Giovanni Francesco Grimaldi (Bologna 1601 - Rome 1680)
A landscape with walled town on an estuary and a castle above
Description:
pen and brown ink, over traces of black chalk
230 x 320 mm
Provenance:
Armand Tramptisch (1890-1975), Paris
with Kate de Rothschild, London
Christie’s, London: 3 July 1990, Lot 37
with Baskett & Day, London
where acquired by the present owner in July 1990
Literature
K. de Rothschild, Exhibition of Old Master Drawings, 1987, no. 5
Exhibitions
London, Didier Aaron (London) Ltd, Exhibition of Old Master Drawings, 1987, no. 5
Note:
This pen and ink landscape drawing is a characteristic work by Giovanni Francesco Grimaldi, known as il Bolognese. Although the foliage and hillside to the right are Grimaldi’s own invention, the castle and hillside to the left are closely copied from the background of Albrecht Dürer’s celebrated engraving, The Sea Monster (Bartsch 71). Grimaldi meticulously reproduced the landscape and architectural elements of Dürer’s design but transformed the vertical print into a horizontal format, removing the two figures in the foreground and the bathers to the left. Grimaldi replaced the two figures with a hillside which forms a second riverbank, and a tree to the far right, which enters from the edge of the sheet.
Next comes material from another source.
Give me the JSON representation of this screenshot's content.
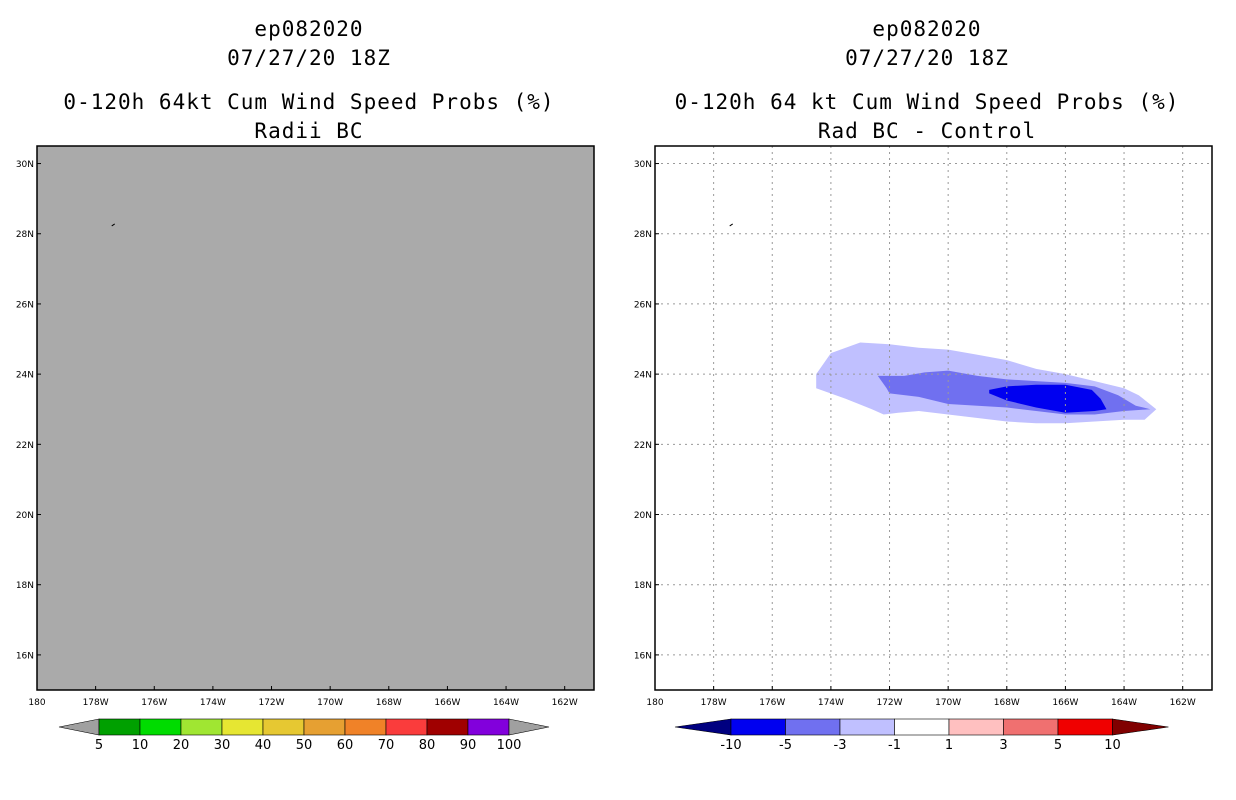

These elements are slightly looser in style than the cityscape and are typically Grimaldesque, combining the artist’s neat penwork with Dürer’s compositional genius.
Another version of this drawing (mistaken for the present work in the de Rothschild catalogue of 1987) was formerly in the Robert Landolt collection and sold at Christie’s, London, in 2020.